BTW: Set the calc mode to manual before executing the macro. The macro then needs only 20 % of the time, when the calc mode is automatic. But this has no affect to the file size.

Philipp von Wartburg
 
I'm sure your actual application is much more complex than your example, but perhaps it's worth mentioning that you can write the code in your example:

For x = 1 To 100
For y = 1 To 100
With Worksheets("sheet1").Range("B2").Offset(x, y)
.FormulaR1C1 = "= R[-1]C[-1]"
End With
Next y
Next x

simply as

worksheets("sheet1").range("B2").range(cells(1,1),cells(100,100)).formulaR1C1="=R[-1]C[-1]"
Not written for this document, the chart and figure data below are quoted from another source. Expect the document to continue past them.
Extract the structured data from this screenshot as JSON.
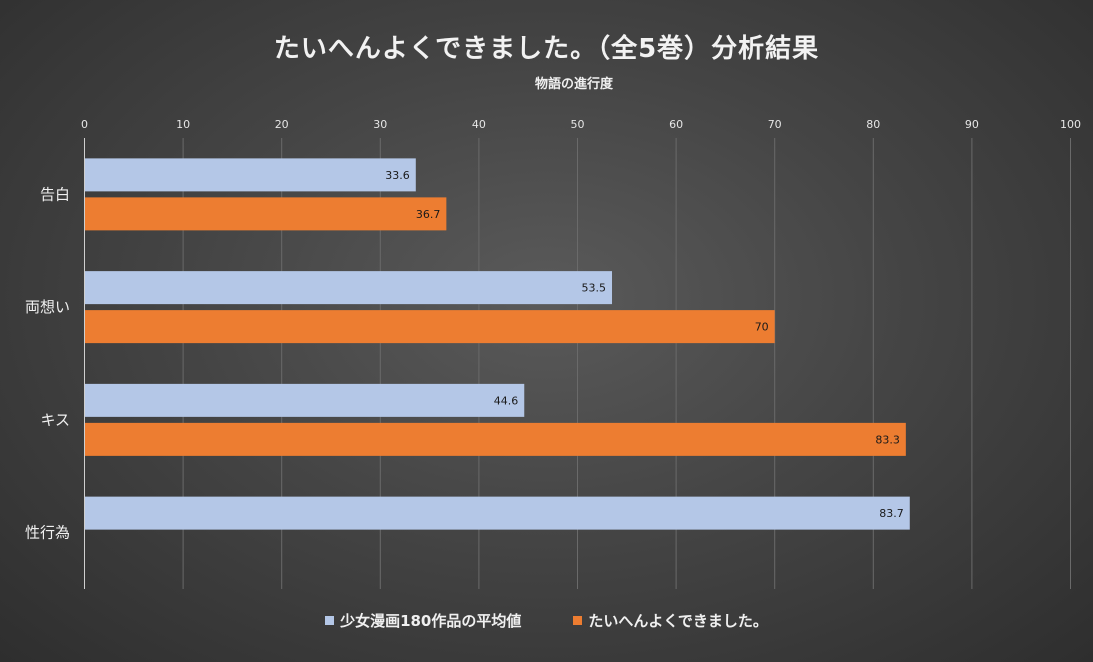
{
  "chart_data": {
    "type": "bar",
    "orientation": "horizontal",
    "title": "たいへんよくできました。（全5巻）分析結果",
    "xlabel": "物語の進行度",
    "ylabel": "",
    "xlim": [
      0,
      100
    ],
    "xticks": [
      "0",
      "10",
      "20",
      "30",
      "40",
      "50",
      "60",
      "70",
      "80",
      "90",
      "100"
    ],
    "categories": [
      "告白",
      "両想い",
      "キス",
      "性行為"
    ],
    "series": [
      {
        "name": "少女漫画180作品の平均値",
        "color": "#b4c7e7",
        "values": [
          33.6,
          53.5,
          44.6,
          83.7
        ],
        "labels": [
          "33.6",
          "53.5",
          "44.6",
          "83.7"
        ]
      },
      {
        "name": "たいへんよくできました。",
        "color": "#ed7d31",
        "values": [
          36.7,
          70,
          83.3,
          null
        ],
        "labels": [
          "36.7",
          "70",
          "83.3",
          ""
        ]
      }
    ],
    "grid": true,
    "legend_position": "bottom"
  }
}
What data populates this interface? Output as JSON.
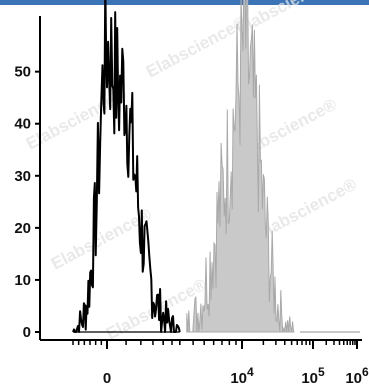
{
  "colors": {
    "top_bar": "#3a74b6",
    "unstained": "#000000",
    "stained_fill": "#c9c9c9",
    "stained_line": "#a9a9a9",
    "axis": "#000000"
  },
  "watermark": "Elabscience®",
  "chart_data": {
    "type": "histogram",
    "title": "",
    "xlabel": "",
    "ylabel": "",
    "x_scale": "biexponential",
    "ylim": [
      0,
      58
    ],
    "y_ticks": [
      0,
      10,
      20,
      30,
      40,
      50
    ],
    "y_tick_labels": [
      "0",
      "10",
      "20",
      "30",
      "40",
      "50"
    ],
    "x_ticks": [
      0,
      10000,
      100000,
      1000000
    ],
    "x_tick_labels": [
      {
        "base": "0",
        "exp": ""
      },
      {
        "base": "10",
        "exp": "4"
      },
      {
        "base": "10",
        "exp": "5"
      },
      {
        "base": "10",
        "exp": "6"
      }
    ],
    "grid": false,
    "legend": "none",
    "series": [
      {
        "style": "outline",
        "color": "#000000",
        "x": [
          -3000,
          -2200,
          -1800,
          -1400,
          -1000,
          -700,
          -500,
          -300,
          -150,
          0,
          150,
          300,
          450,
          600,
          800,
          1000,
          1300,
          1600,
          2000,
          2500,
          3000
        ],
        "y": [
          0,
          2,
          5,
          12,
          22,
          34,
          43,
          50,
          53,
          55,
          51,
          46,
          48,
          40,
          30,
          20,
          12,
          6,
          3,
          1,
          0
        ]
      },
      {
        "style": "filled",
        "color": "#c9c9c9",
        "x": [
          3500,
          4500,
          5500,
          6500,
          8000,
          9000,
          10000,
          11000,
          12000,
          14000,
          17000,
          20000,
          25000,
          32000,
          40000,
          55000
        ],
        "y": [
          1,
          4,
          12,
          22,
          34,
          44,
          52,
          58,
          52,
          45,
          36,
          24,
          13,
          5,
          1,
          0
        ]
      }
    ]
  }
}
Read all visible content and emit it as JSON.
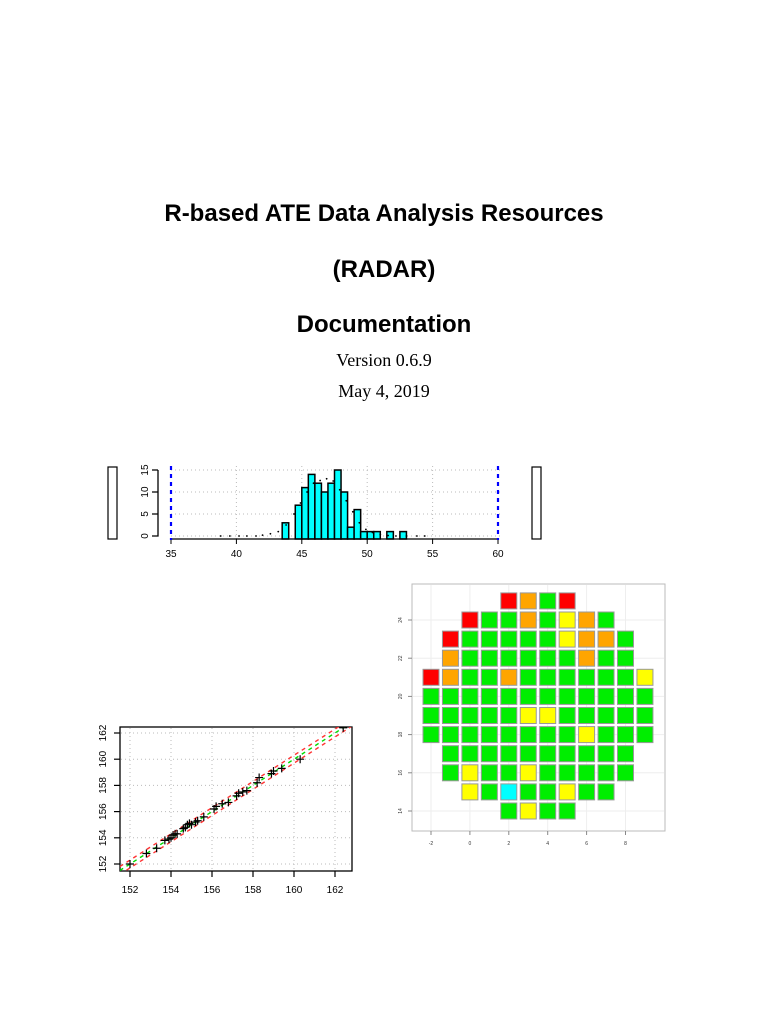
{
  "document": {
    "title_line1": "R-based ATE Data Analysis Resources",
    "title_line2": "(RADAR)",
    "title_line3": "Documentation",
    "version": "Version 0.6.9",
    "date": "May 4, 2019"
  },
  "chart_data": [
    {
      "type": "bar",
      "title": "",
      "xlabel": "",
      "ylabel": "",
      "xlim": [
        35,
        60
      ],
      "ylim": [
        0,
        15
      ],
      "x_ticks": [
        "35",
        "40",
        "45",
        "50",
        "55",
        "60"
      ],
      "y_ticks": [
        "0",
        "5",
        "10",
        "15"
      ],
      "bin_width": 0.5,
      "bin_starts": [
        43.5,
        44.0,
        44.5,
        45.0,
        45.5,
        46.0,
        46.5,
        47.0,
        47.5,
        48.0,
        48.5,
        49.0,
        49.5,
        50.0,
        50.5,
        51.0,
        51.5,
        52.0,
        52.5
      ],
      "values": [
        3,
        0,
        7,
        11,
        14,
        12,
        10,
        12,
        15,
        10,
        2,
        6,
        1,
        1,
        1,
        0,
        1,
        0,
        1
      ],
      "limit_lines": [
        35,
        60
      ],
      "limit_line_color": "#0000ff",
      "bar_color": "#00ffff",
      "grid": true
    },
    {
      "type": "scatter",
      "title": "",
      "xlabel": "",
      "ylabel": "",
      "xlim": [
        151.5,
        162.8
      ],
      "ylim": [
        151.5,
        162.8
      ],
      "x_ticks": [
        "152",
        "154",
        "156",
        "158",
        "160",
        "162"
      ],
      "y_ticks": [
        "152",
        "154",
        "156",
        "158",
        "160",
        "162"
      ],
      "x": [
        152.0,
        152.8,
        153.3,
        153.7,
        153.9,
        154.0,
        154.1,
        154.2,
        154.3,
        154.6,
        154.7,
        154.8,
        154.9,
        155.0,
        155.2,
        155.3,
        155.6,
        156.1,
        156.2,
        156.5,
        156.8,
        157.2,
        157.3,
        157.5,
        157.7,
        158.2,
        158.3,
        158.9,
        159.0,
        159.4,
        160.3,
        162.4
      ],
      "y": [
        152.0,
        152.8,
        153.2,
        153.8,
        153.9,
        154.0,
        154.2,
        154.3,
        154.3,
        154.7,
        154.8,
        155.0,
        155.1,
        155.0,
        155.2,
        155.3,
        155.6,
        156.2,
        156.4,
        156.6,
        156.7,
        157.2,
        157.4,
        157.5,
        157.6,
        158.2,
        158.6,
        158.9,
        159.1,
        159.3,
        160.0,
        162.4
      ],
      "marker": "+",
      "reference_line": {
        "color": "#00cc00",
        "style": "dashed"
      },
      "limit_lines": {
        "color": "#ff3333",
        "style": "dashed",
        "offset": 0.3
      },
      "grid": true
    },
    {
      "type": "heatmap",
      "title": "",
      "x_ticks": [
        "-2",
        "0",
        "2",
        "4",
        "6",
        "8"
      ],
      "y_ticks": [
        "14",
        "16",
        "18",
        "20",
        "22",
        "24"
      ],
      "x_range": [
        -2,
        9
      ],
      "y_range": [
        14,
        25
      ],
      "legend": {
        "G": "#00ee00",
        "Y": "#ffff00",
        "O": "#ffa500",
        "R": "#ff0000",
        "C": "#00ffff"
      },
      "rows": [
        {
          "y": 25,
          "start_x": 2,
          "bins": [
            "R",
            "O",
            "G",
            "R"
          ]
        },
        {
          "y": 24,
          "start_x": 0,
          "bins": [
            "R",
            "G",
            "G",
            "O",
            "G",
            "Y",
            "O",
            "G"
          ]
        },
        {
          "y": 23,
          "start_x": -1,
          "bins": [
            "R",
            "G",
            "G",
            "G",
            "G",
            "G",
            "Y",
            "O",
            "O",
            "G"
          ]
        },
        {
          "y": 22,
          "start_x": -1,
          "bins": [
            "O",
            "G",
            "G",
            "G",
            "G",
            "G",
            "G",
            "O",
            "G",
            "G"
          ]
        },
        {
          "y": 21,
          "start_x": -2,
          "bins": [
            "R",
            "O",
            "G",
            "G",
            "O",
            "G",
            "G",
            "G",
            "G",
            "G",
            "G",
            "Y"
          ]
        },
        {
          "y": 20,
          "start_x": -2,
          "bins": [
            "G",
            "G",
            "G",
            "G",
            "G",
            "G",
            "G",
            "G",
            "G",
            "G",
            "G",
            "G"
          ]
        },
        {
          "y": 19,
          "start_x": -2,
          "bins": [
            "G",
            "G",
            "G",
            "G",
            "G",
            "Y",
            "Y",
            "G",
            "G",
            "G",
            "G",
            "G"
          ]
        },
        {
          "y": 18,
          "start_x": -2,
          "bins": [
            "G",
            "G",
            "G",
            "G",
            "G",
            "G",
            "G",
            "G",
            "Y",
            "G",
            "G",
            "G"
          ]
        },
        {
          "y": 17,
          "start_x": -1,
          "bins": [
            "G",
            "G",
            "G",
            "G",
            "G",
            "G",
            "G",
            "G",
            "G",
            "G"
          ]
        },
        {
          "y": 16,
          "start_x": -1,
          "bins": [
            "G",
            "Y",
            "G",
            "G",
            "Y",
            "G",
            "G",
            "G",
            "G",
            "G"
          ]
        },
        {
          "y": 15,
          "start_x": 0,
          "bins": [
            "Y",
            "G",
            "C",
            "G",
            "G",
            "Y",
            "G",
            "G"
          ]
        },
        {
          "y": 14,
          "start_x": 2,
          "bins": [
            "G",
            "Y",
            "G",
            "G"
          ]
        }
      ]
    }
  ]
}
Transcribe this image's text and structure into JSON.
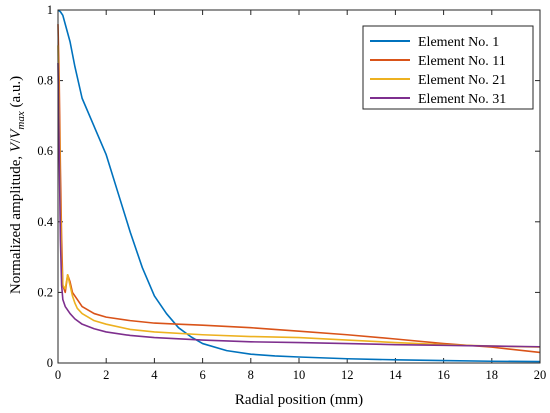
{
  "chart_data": {
    "type": "line",
    "xlabel": "Radial position (mm)",
    "ylabel_parts": [
      "Normalized amplitude, ",
      "V",
      "/",
      "V",
      "max",
      " (a.u.)"
    ],
    "xlim": [
      0,
      20
    ],
    "ylim": [
      0,
      1
    ],
    "xticks": [
      0,
      2,
      4,
      6,
      8,
      10,
      12,
      14,
      16,
      18,
      20
    ],
    "yticks": [
      0,
      0.2,
      0.4,
      0.6,
      0.8,
      1
    ],
    "xtick_labels": [
      "0",
      "2",
      "4",
      "6",
      "8",
      "10",
      "12",
      "14",
      "16",
      "18",
      "20"
    ],
    "ytick_labels": [
      "0",
      "0.2",
      "0.4",
      "0.6",
      "0.8",
      "1"
    ],
    "grid": false,
    "legend_position": "top-right",
    "series": [
      {
        "name": "Element No. 1",
        "color": "#0072BD",
        "x": [
          0,
          0.1,
          0.2,
          0.3,
          0.5,
          0.7,
          1.0,
          1.5,
          2.0,
          2.5,
          3.0,
          3.5,
          4.0,
          4.5,
          5.0,
          5.5,
          6.0,
          7.0,
          8.0,
          9.0,
          10.0,
          12.0,
          14.0,
          16.0,
          18.0,
          20.0
        ],
        "y": [
          1.0,
          0.995,
          0.985,
          0.96,
          0.91,
          0.84,
          0.75,
          0.67,
          0.59,
          0.48,
          0.37,
          0.27,
          0.19,
          0.14,
          0.1,
          0.075,
          0.055,
          0.035,
          0.025,
          0.02,
          0.017,
          0.012,
          0.009,
          0.007,
          0.005,
          0.004
        ]
      },
      {
        "name": "Element No. 11",
        "color": "#D95319",
        "x": [
          0,
          0.05,
          0.1,
          0.15,
          0.2,
          0.3,
          0.4,
          0.5,
          0.6,
          0.7,
          0.8,
          1.0,
          1.5,
          2.0,
          3.0,
          4.0,
          5.0,
          6.0,
          8.0,
          10.0,
          12.0,
          14.0,
          16.0,
          18.0,
          20.0
        ],
        "y": [
          0.96,
          0.8,
          0.55,
          0.35,
          0.22,
          0.2,
          0.25,
          0.23,
          0.2,
          0.19,
          0.18,
          0.16,
          0.14,
          0.13,
          0.12,
          0.113,
          0.11,
          0.107,
          0.1,
          0.09,
          0.08,
          0.068,
          0.055,
          0.045,
          0.03
        ]
      },
      {
        "name": "Element No. 21",
        "color": "#EDB120",
        "x": [
          0,
          0.05,
          0.1,
          0.15,
          0.2,
          0.3,
          0.4,
          0.5,
          0.6,
          0.7,
          0.8,
          1.0,
          1.5,
          2.0,
          3.0,
          4.0,
          6.0,
          8.0,
          10.0,
          12.0,
          14.0,
          16.0,
          18.0,
          20.0
        ],
        "y": [
          0.9,
          0.7,
          0.45,
          0.28,
          0.22,
          0.21,
          0.25,
          0.22,
          0.19,
          0.17,
          0.155,
          0.14,
          0.12,
          0.11,
          0.095,
          0.088,
          0.08,
          0.075,
          0.072,
          0.065,
          0.058,
          0.052,
          0.048,
          0.045
        ]
      },
      {
        "name": "Element No. 31",
        "color": "#7E2F8E",
        "x": [
          0,
          0.05,
          0.1,
          0.15,
          0.2,
          0.3,
          0.5,
          0.7,
          1.0,
          1.5,
          2.0,
          3.0,
          4.0,
          6.0,
          8.0,
          10.0,
          12.0,
          14.0,
          16.0,
          18.0,
          20.0
        ],
        "y": [
          0.85,
          0.6,
          0.35,
          0.22,
          0.18,
          0.16,
          0.14,
          0.125,
          0.11,
          0.097,
          0.088,
          0.078,
          0.072,
          0.065,
          0.06,
          0.058,
          0.055,
          0.052,
          0.05,
          0.048,
          0.046
        ]
      }
    ]
  }
}
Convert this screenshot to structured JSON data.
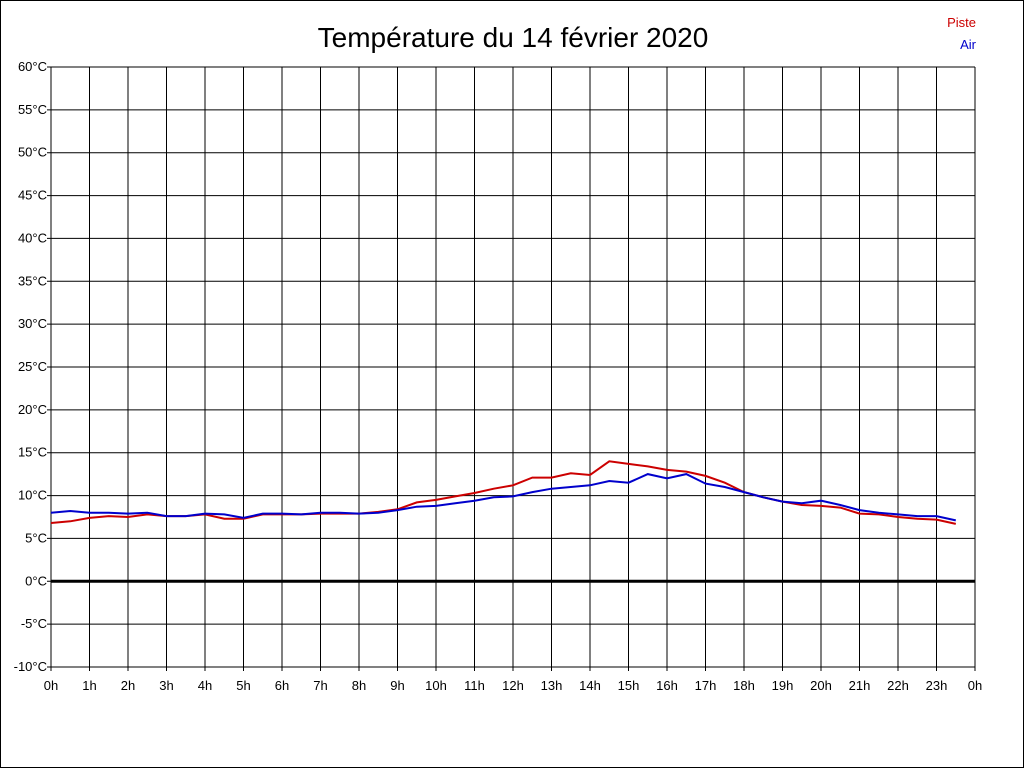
{
  "chart_data": {
    "type": "line",
    "title": "Température du 14 février 2020",
    "ylim": [
      -10,
      60
    ],
    "y_step": 5,
    "y_unit": "°C",
    "xlim": [
      0,
      24
    ],
    "x_ticks": [
      "0h",
      "1h",
      "2h",
      "3h",
      "4h",
      "5h",
      "6h",
      "7h",
      "8h",
      "9h",
      "10h",
      "11h",
      "12h",
      "13h",
      "14h",
      "15h",
      "16h",
      "17h",
      "18h",
      "19h",
      "20h",
      "21h",
      "22h",
      "23h",
      "0h"
    ],
    "grid": true,
    "legend_position": "top-right",
    "zero_line": true,
    "x": [
      0,
      0.5,
      1,
      1.5,
      2,
      2.5,
      3,
      3.5,
      4,
      4.5,
      5,
      5.5,
      6,
      6.5,
      7,
      7.5,
      8,
      8.5,
      9,
      9.5,
      10,
      10.5,
      11,
      11.5,
      12,
      12.5,
      13,
      13.5,
      14,
      14.5,
      15,
      15.5,
      16,
      16.5,
      17,
      17.5,
      18,
      18.5,
      19,
      19.5,
      20,
      20.5,
      21,
      21.5,
      22,
      22.5,
      23,
      23.5
    ],
    "series": [
      {
        "name": "Piste",
        "color": "#cc0000",
        "values": [
          6.8,
          7.0,
          7.4,
          7.6,
          7.5,
          7.8,
          7.6,
          7.6,
          7.8,
          7.3,
          7.3,
          7.8,
          7.8,
          7.8,
          7.9,
          7.9,
          7.9,
          8.1,
          8.4,
          9.2,
          9.5,
          9.9,
          10.3,
          10.8,
          11.2,
          12.1,
          12.1,
          12.6,
          12.4,
          14.0,
          13.7,
          13.4,
          13.0,
          12.8,
          12.3,
          11.5,
          10.4,
          9.8,
          9.3,
          8.9,
          8.8,
          8.6,
          7.9,
          7.8,
          7.5,
          7.3,
          7.2,
          6.7
        ]
      },
      {
        "name": "Air",
        "color": "#0000cc",
        "values": [
          8.0,
          8.2,
          8.0,
          8.0,
          7.9,
          8.0,
          7.6,
          7.6,
          7.9,
          7.8,
          7.4,
          7.9,
          7.9,
          7.8,
          8.0,
          8.0,
          7.9,
          8.0,
          8.3,
          8.7,
          8.8,
          9.1,
          9.4,
          9.8,
          9.9,
          10.4,
          10.8,
          11.0,
          11.2,
          11.7,
          11.5,
          12.5,
          12.0,
          12.5,
          11.4,
          11.0,
          10.4,
          9.8,
          9.3,
          9.1,
          9.4,
          8.9,
          8.3,
          8.0,
          7.8,
          7.6,
          7.6,
          7.1
        ]
      }
    ]
  }
}
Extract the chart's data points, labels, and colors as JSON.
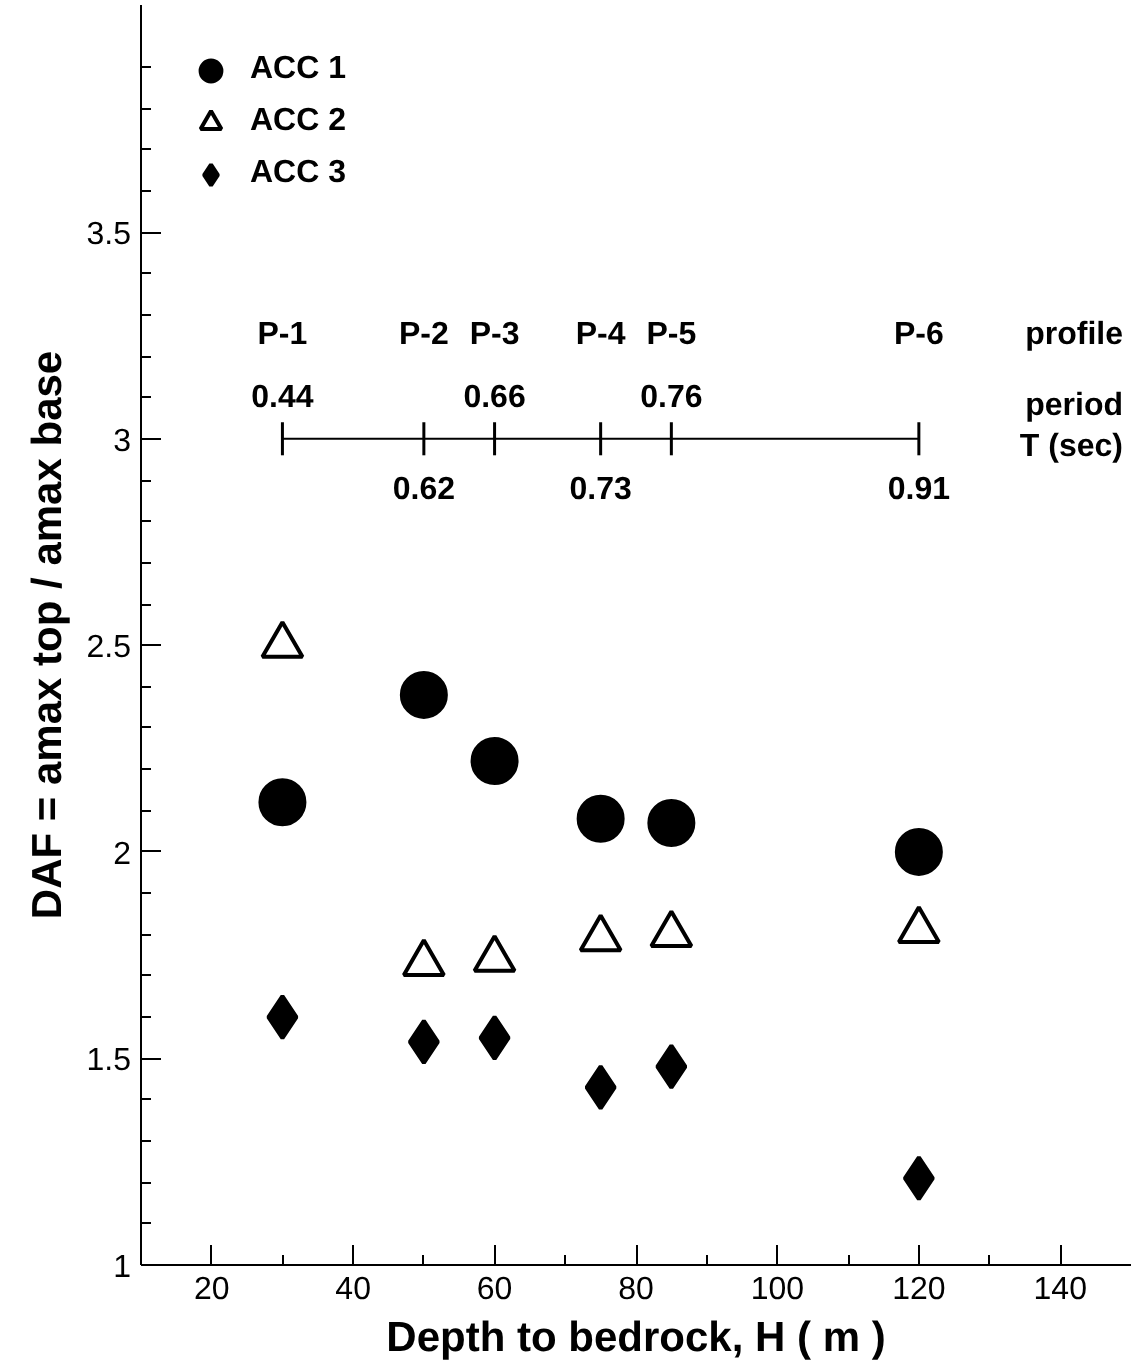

I think this avoids some of the bulking up.


Rob
[flowerface]
 
Pvw... that explains it. But is there any way I can execute the procedure Excel runs on open to covert them into shared formulas? Or is there another way to write the formulas so that they are saved as shared formulas??

Rob... yes I know and in the much more advanced code all formulas are written to ranges and not single cells to better performance. This was just a simple example to illustrate the problem.
 
Hi Ekelund1

There is no way to force Excel to convert the formulas. The conversion runs only when you open a book in Excel 5.0 or later, which was saved in Excel 5.0 or later workbook format. The 'shared formulas' method is a feature which was introduced in Excel 5.0 and is an internal function called by the open process.

I found two articles in the MS KB:

According to these articles, I guess that there is no possibility to enter formulas explicitly as shared formulas.